BD – La Normandie littéraire est le sixième réseau régional créé au sein de la Fédération nationale des maisons d’écrivains et des patrimoines littéraires qui, elle, a fêté son vingtième anniversaire en 2018. Plus jeune, car initié en 2019, le réseau normand compte d’ores et déjà 16 sites ouverts à la visite (maisons et musées), 6 associations d’amis d’auteurs, Normandie Livre et Lecture – l’organe régional de promotion du livre et de la lecture – ainsi que des individuels, professionnels érudits ou amateurs passionnés.
Lieu de réflexion et d’échanges de pratiques, La Normandie littéraire vise à favoriser une meilleure (re)connaissance de l’immense patrimoine littéraire normand dans toute sa diversité, à permettre sa sauvegarde et sa valorisation.

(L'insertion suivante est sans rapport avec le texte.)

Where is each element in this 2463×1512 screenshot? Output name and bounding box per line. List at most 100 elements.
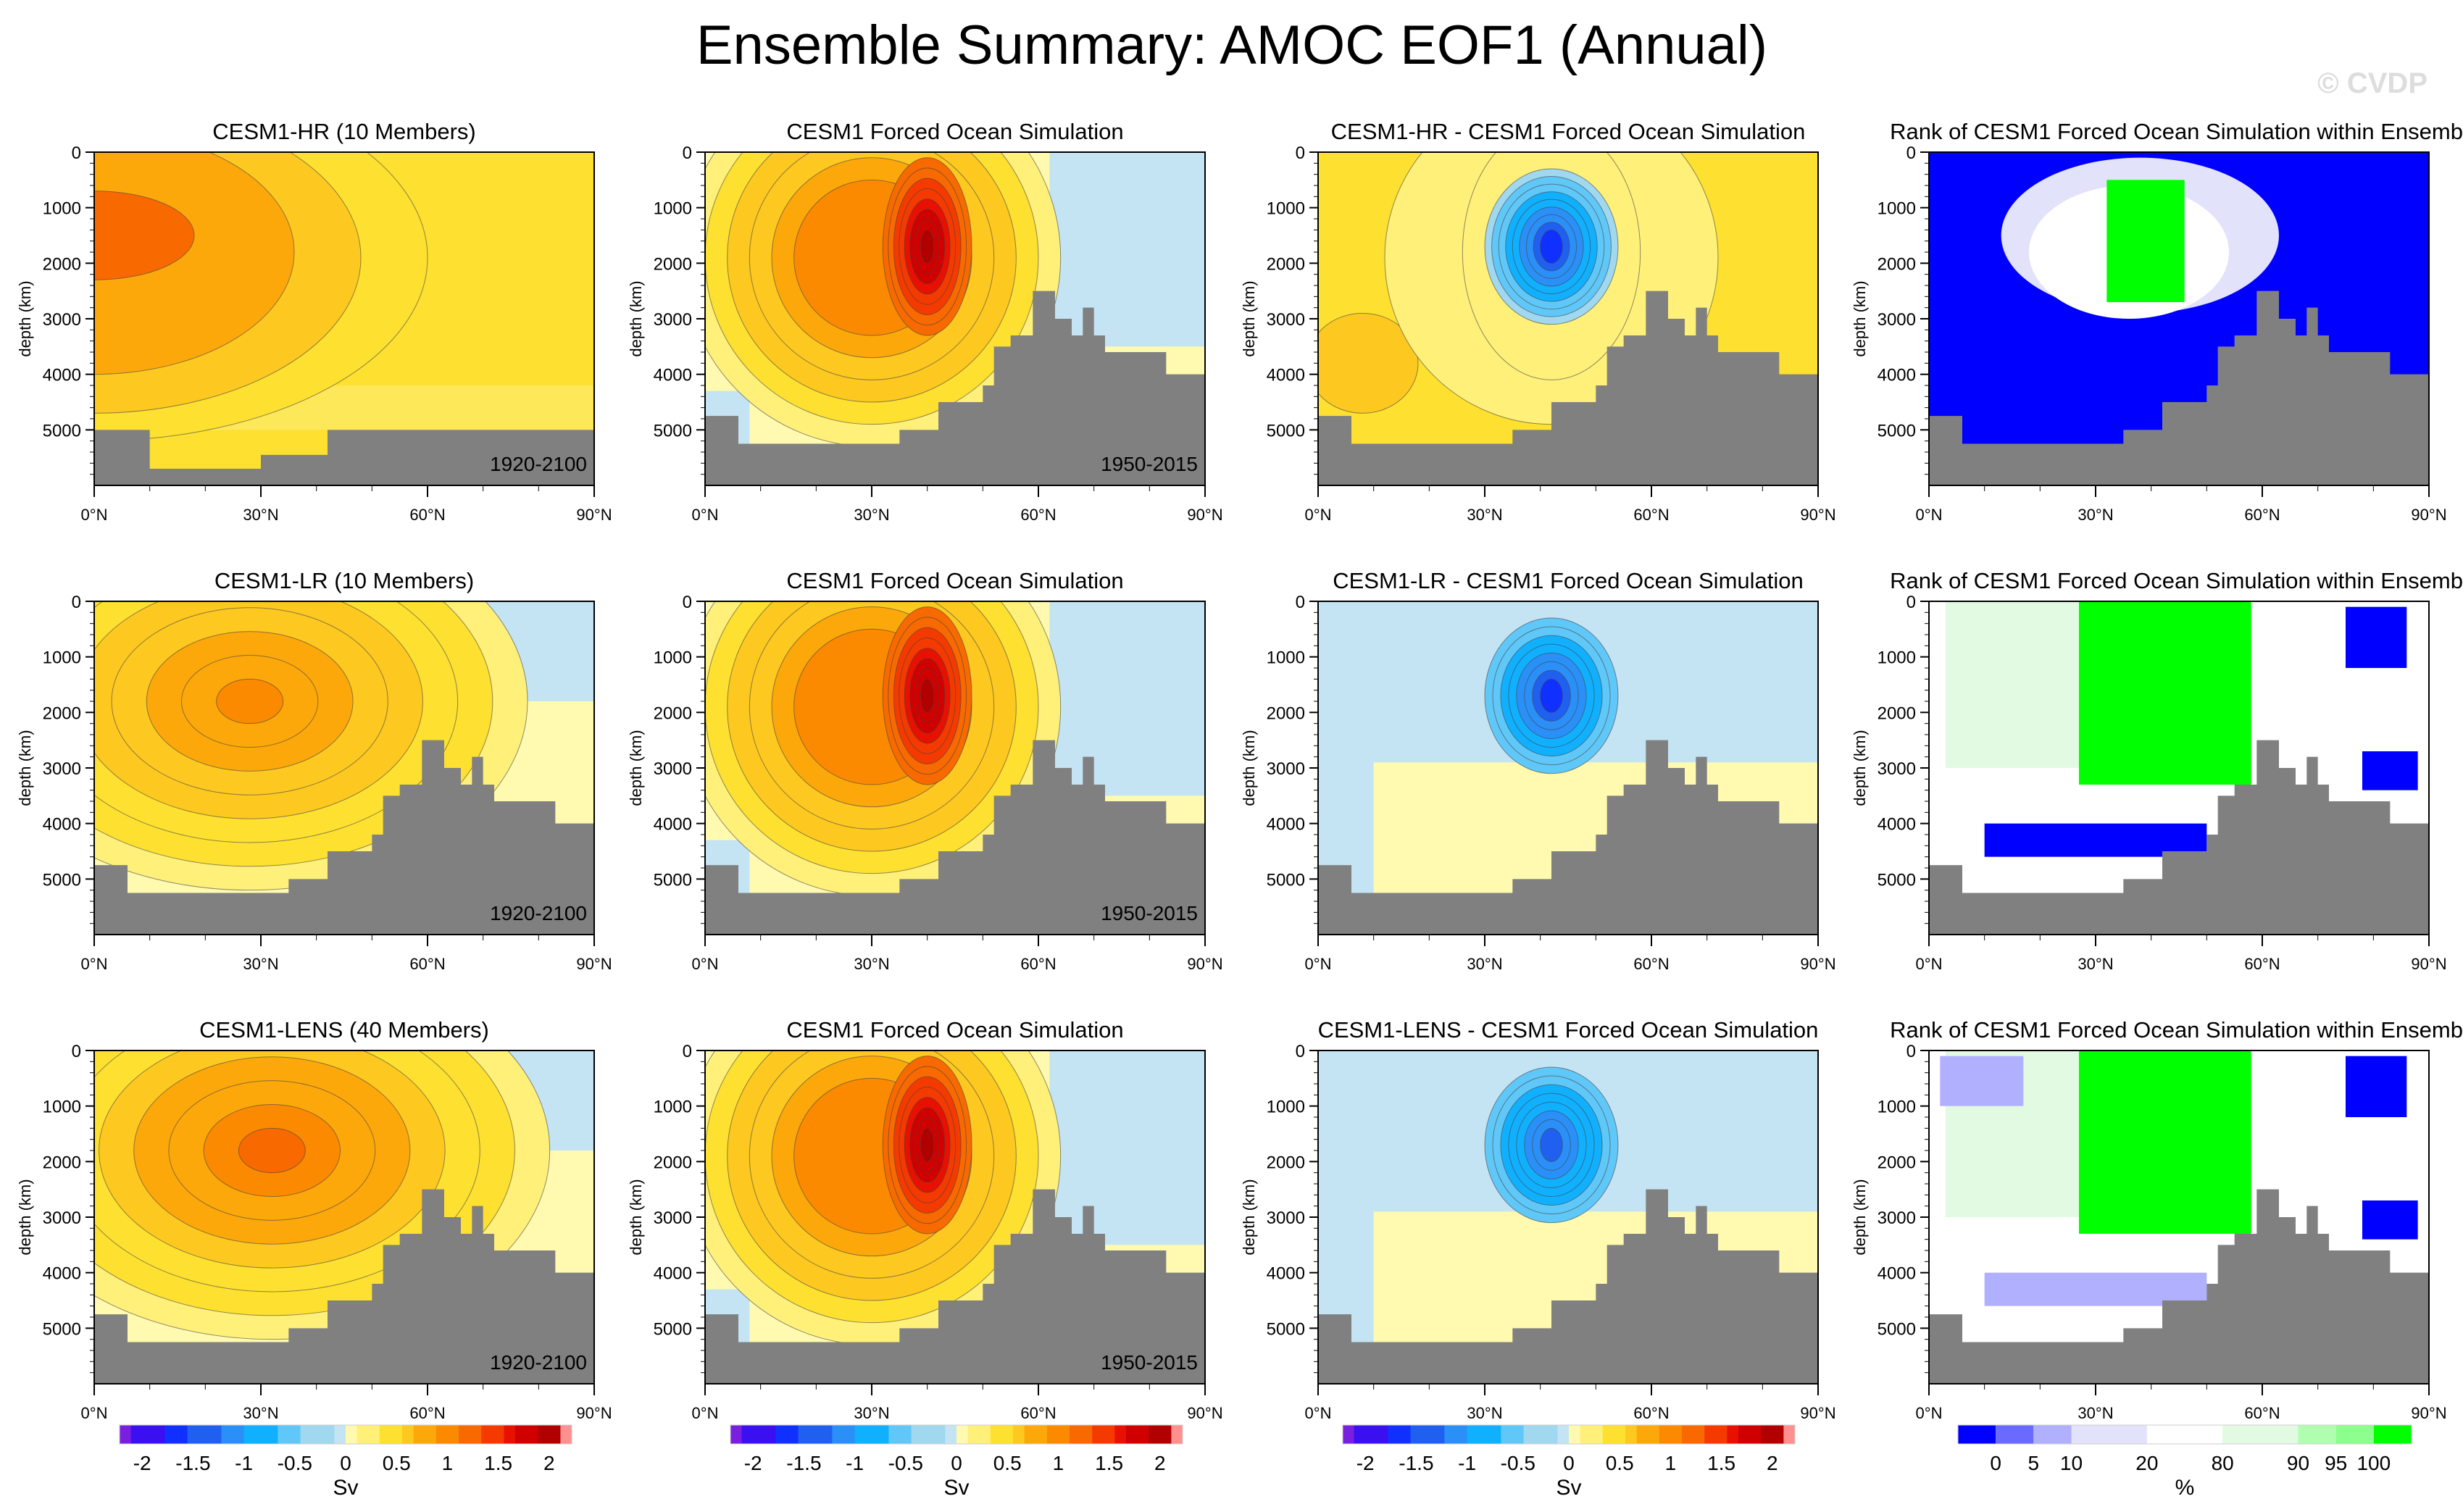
y-tick-label: 3000 — [1878, 1208, 1916, 1228]
contour-field — [1318, 152, 1818, 485]
colorbar-box — [820, 1425, 833, 1444]
y-axis-label: depth (km) — [1851, 280, 1869, 356]
x-tick-label: 90°N — [576, 955, 612, 973]
negative-region — [1049, 152, 1205, 347]
panel-rank: Rank of CESM1 Forced Ocean Simulation wi… — [1851, 568, 2463, 973]
colorbar-label: 2 — [543, 1452, 555, 1474]
y-tick-label: 0 — [683, 593, 692, 612]
colorbar-box — [1636, 1425, 1649, 1444]
y-axis-label: depth (km) — [16, 1179, 34, 1255]
colorbar-box — [1625, 1425, 1638, 1444]
x-tick-label: 90°N — [2411, 1404, 2446, 1422]
colorbar-box — [1467, 1425, 1479, 1444]
y-tick-label: 4000 — [654, 1264, 692, 1284]
colorbar-label: 2 — [1767, 1452, 1778, 1474]
colorbar-box — [504, 1425, 516, 1444]
x-tick-label: 0°N — [692, 506, 719, 524]
colorbar-frame — [1342, 1424, 1796, 1445]
colorbar-label: 1 — [1665, 1452, 1677, 1474]
x-tick-label: 0°N — [692, 1404, 719, 1422]
colorbar-label: -2 — [1356, 1452, 1375, 1474]
panel-title: CESM1-LENS - CESM1 Forced Ocean Simulati… — [1318, 1017, 1819, 1043]
colorbar-box — [1149, 1425, 1161, 1444]
period-label: 1920-2100 — [490, 902, 587, 924]
colorbar-box — [1365, 1425, 1378, 1444]
colorbar-label: 95 — [2325, 1452, 2347, 1474]
x-tick-label: 90°N — [1800, 955, 1835, 973]
colorbar-units: Sv — [333, 1476, 358, 1500]
colorbar-box — [1103, 1425, 1115, 1444]
colorbar-box — [1783, 1425, 1796, 1444]
colorbar-box — [832, 1425, 844, 1444]
panel-rank: Rank of CESM1 Forced Ocean Simulation wi… — [1851, 119, 2463, 524]
y-tick-label: 5000 — [654, 1319, 692, 1339]
contour-region — [1540, 678, 1563, 713]
colorbar-box — [1070, 1425, 1082, 1444]
y-tick-label: 4000 — [43, 815, 81, 835]
period-label: 1950-2015 — [1101, 902, 1198, 924]
contour-region — [1540, 229, 1563, 264]
colorbars: -2 -1.5 -1 -0.5 0 0.5 1 1.5 2 Sv -2 -1.5 -1 -0.5 0 0.5 1… — [119, 1424, 2412, 1500]
colorbar-box — [730, 1425, 743, 1444]
colorbar-2: -2 -1.5 -1 -0.5 0 0.5 1 1.5 2 Sv — [730, 1424, 1183, 1500]
y-tick-label: 5000 — [1267, 1319, 1305, 1339]
colorbar-box — [854, 1425, 867, 1444]
y-tick-label: 0 — [72, 593, 81, 612]
y-tick-label: 4000 — [43, 1264, 81, 1284]
y-tick-label: 5000 — [1878, 421, 1916, 440]
x-tick-label: 60°N — [1020, 1404, 1056, 1422]
contour-region — [94, 191, 195, 280]
colorbar-box — [1114, 1425, 1127, 1444]
colorbar-box — [1682, 1425, 1694, 1444]
colorbar-box — [967, 1425, 980, 1444]
x-tick-label: 90°N — [576, 1404, 612, 1422]
colorbar-box — [233, 1425, 245, 1444]
contour-field — [1318, 1051, 1818, 1384]
colorbar-box — [142, 1425, 154, 1444]
colorbar-box — [346, 1425, 358, 1444]
colorbar-box — [1354, 1425, 1366, 1444]
colorbar-label: -1.5 — [1399, 1452, 1433, 1474]
colorbar-units: Sv — [943, 1476, 969, 1500]
y-tick-label: 2000 — [1267, 703, 1305, 723]
y-tick-label: 3000 — [43, 310, 81, 330]
y-tick-label: 0 — [1906, 1042, 1916, 1061]
colorbar-box — [357, 1425, 369, 1444]
contour-field — [705, 152, 1205, 485]
colorbar-frame — [730, 1424, 1183, 1445]
colorbar-label: -1 — [846, 1452, 864, 1474]
colorbar-box — [1591, 1425, 1604, 1444]
colorbar-box — [560, 1425, 572, 1444]
y-tick-label: 5000 — [1878, 1319, 1916, 1339]
colorbar-label: 90 — [2287, 1452, 2309, 1474]
colorbar-box — [425, 1425, 437, 1444]
x-tick-label: 60°N — [409, 506, 445, 524]
rank-region — [2362, 751, 2418, 790]
seafloor-mask — [94, 1189, 594, 1384]
colorbar-box — [402, 1425, 414, 1444]
panel-ens: CESM1-LENS (40 Members) 1920-2100 0 1000 200… — [16, 1017, 612, 1422]
seafloor-mask — [94, 740, 594, 935]
colorbar-box — [1535, 1425, 1547, 1444]
colorbar-box — [787, 1425, 799, 1444]
x-tick-label: 0°N — [81, 955, 108, 973]
x-tick-label: 30°N — [1467, 1404, 1502, 1422]
colorbar-box — [990, 1425, 1002, 1444]
colorbar-box — [1388, 1425, 1400, 1444]
contour-region — [920, 678, 935, 713]
colorbar-box — [933, 1425, 946, 1444]
colorbar-label: 1 — [1053, 1452, 1064, 1474]
colorbar-units: Sv — [1556, 1476, 1581, 1500]
panel-title: CESM1 Forced Ocean Simulation — [786, 568, 1123, 593]
colorbar-box — [1715, 1425, 1728, 1444]
x-tick-label: 90°N — [1187, 506, 1222, 524]
colorbar-box — [1958, 1425, 1996, 1444]
panel-title: CESM1-HR - CESM1 Forced Ocean Simulation — [1331, 119, 1806, 144]
colorbar-box — [1772, 1425, 1784, 1444]
colorbar-label: 0.5 — [383, 1452, 411, 1474]
panel-title: CESM1 Forced Ocean Simulation — [786, 119, 1123, 144]
colorbar-box — [1693, 1425, 1705, 1444]
contour-field — [94, 601, 594, 935]
colorbar-label: -1.5 — [175, 1452, 210, 1474]
colorbar-box — [1648, 1425, 1660, 1444]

Lancement de la saison « Résonances », projet porté par les réseaux normand et d’Ile-de-France au musée Georges Clemenceau à Paris
en présence de Nathalie Saint Cricq (pour son roman « Je vous aiderai à vivre, vous m’aiderez à mourir »), de Lise Lentignac (administratrice du musée) et de David Labreure (président du réseau Île-de-France et de la Fédération nationale).
12 Juin 2021.
HL – Quelle place y tient Gustave Flaubert et ses deux maisons de Rouen, le Musée Flaubert et d’histoire de la médecine ainsi que le pavillon de Croisset ?
BD – Objectivement en se référant à la typologie des maisons d’écrivains du réseau, la place de Gustave Flaubert y apparaît à la fois unique et assez exceptionnelle. D’une part, le Musée Flaubert et d’histoire de la médecine réunit la chambre natale et les lieux familiers et intimes où Flaubert enfant puis jeune adulte a vécu entouré des siens. D’autre part, bien que le pavillon de Croisset soit le seul et modeste vestige de la demeure bourgeoise des bords de Seine où Flaubert a vécu très régulièrement à partir de 1846, il constitue un incroyable lieu de mémoire de l’œuvre de l’écrivain d’âge mûr puisque c’est à Croisset que l’écrivain a donné naissance à la plupart de ses chefs-d’œuvre depuis Madame Bovary, le premier roman publié en 1857, jusqu’à l’ultime et inachevé Bouvard et Pécuchet. C’est ici également en mai 1880 que Flaubert expira. La Normandie littéraire a donc l’honneur de représenter à travers ses membres, la chronologie complète de la vie et de l’œuvre d’un des plus grands romanciers français du XIXe siècle.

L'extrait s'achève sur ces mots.